Federal Reserve Chair Jerome Powell has issued a warning about the possible consequences of a U.S. debt default. The economic impact could be highly uncertain and adverse, he warned, adding that nobody should assume that the Fed could protect the economy from the short and long-term effects of failing to pay bills on time. Powell’s warning came after the Federal Reserve raised its key interest rates by 25 basis points this week, marking the 10th hike in 14 months. The increase takes the Fed Funds Rate to a target range of between 5% and 5.25%, the highest since August 2007.
Debt Limit Risk
The chairman of the Federal Reserve noted that the potential risk of the U.S. debt limit was discussed during their latest Federal Open Market Committee (FOMC) meeting. The topic, however, did not have any impact on their rate hike decision. Many people have warned about the dire consequences of a U.S. debt default. Treasury Secretary Janet Yellen cautioned that it could “produce an economic and financial catastrophe,” while the president of the European Central Bank (ECB), Christine Lagarde, warned it would be a “major disaster” if the U.S. defaulted on its debt obligations.

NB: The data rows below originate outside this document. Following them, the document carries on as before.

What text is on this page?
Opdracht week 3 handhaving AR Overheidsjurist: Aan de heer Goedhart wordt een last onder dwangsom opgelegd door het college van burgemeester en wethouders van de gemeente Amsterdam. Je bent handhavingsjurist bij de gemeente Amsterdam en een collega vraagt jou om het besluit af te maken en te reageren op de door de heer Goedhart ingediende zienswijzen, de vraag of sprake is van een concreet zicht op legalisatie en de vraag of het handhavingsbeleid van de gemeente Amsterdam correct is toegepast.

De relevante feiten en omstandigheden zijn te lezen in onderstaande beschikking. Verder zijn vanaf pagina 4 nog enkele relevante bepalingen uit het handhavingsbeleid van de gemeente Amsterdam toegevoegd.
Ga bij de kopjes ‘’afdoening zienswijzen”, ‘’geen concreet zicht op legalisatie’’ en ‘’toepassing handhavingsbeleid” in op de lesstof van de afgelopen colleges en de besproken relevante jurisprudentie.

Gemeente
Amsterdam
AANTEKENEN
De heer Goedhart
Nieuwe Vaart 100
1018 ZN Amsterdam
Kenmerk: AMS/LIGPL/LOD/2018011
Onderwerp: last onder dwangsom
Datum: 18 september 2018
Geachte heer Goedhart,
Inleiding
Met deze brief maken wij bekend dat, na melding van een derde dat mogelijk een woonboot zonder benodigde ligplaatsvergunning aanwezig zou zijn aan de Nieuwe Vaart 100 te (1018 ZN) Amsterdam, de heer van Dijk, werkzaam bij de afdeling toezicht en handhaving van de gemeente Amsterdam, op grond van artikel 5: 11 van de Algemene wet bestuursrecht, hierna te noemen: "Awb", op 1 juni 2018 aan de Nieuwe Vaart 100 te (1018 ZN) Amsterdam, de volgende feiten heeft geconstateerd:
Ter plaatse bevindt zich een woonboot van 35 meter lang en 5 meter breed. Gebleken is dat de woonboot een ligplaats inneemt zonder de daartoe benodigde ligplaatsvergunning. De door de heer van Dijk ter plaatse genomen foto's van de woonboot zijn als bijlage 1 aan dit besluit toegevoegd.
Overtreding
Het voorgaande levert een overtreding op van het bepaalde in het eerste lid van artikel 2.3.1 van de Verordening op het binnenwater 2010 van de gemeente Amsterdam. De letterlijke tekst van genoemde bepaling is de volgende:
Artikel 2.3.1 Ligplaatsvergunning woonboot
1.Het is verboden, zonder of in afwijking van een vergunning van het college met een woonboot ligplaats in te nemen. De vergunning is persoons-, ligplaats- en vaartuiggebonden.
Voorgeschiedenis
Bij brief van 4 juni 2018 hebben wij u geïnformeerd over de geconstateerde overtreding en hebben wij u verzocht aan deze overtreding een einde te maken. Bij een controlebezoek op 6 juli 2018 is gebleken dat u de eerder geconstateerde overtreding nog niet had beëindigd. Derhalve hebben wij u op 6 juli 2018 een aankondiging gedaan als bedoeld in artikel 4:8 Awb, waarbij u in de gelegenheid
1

Deadlocked Over Debt Ceiling
As Democrats and Republicans remain deadlocked over raising the debt ceiling, Yellen revealed that the Treasury Department will not be able to pay all of the government’s debt obligations “as early as June 1, if Congress does not raise or suspend the debt limit before that time.”
Fed Does Not Get Involved in Negotiations
Powell stressed that the Federal Reserve does not get involved in negotiations on this topic. The institution does not give advice to either side and simply points out the importance of resolving the issue by raising or suspending the debt limit.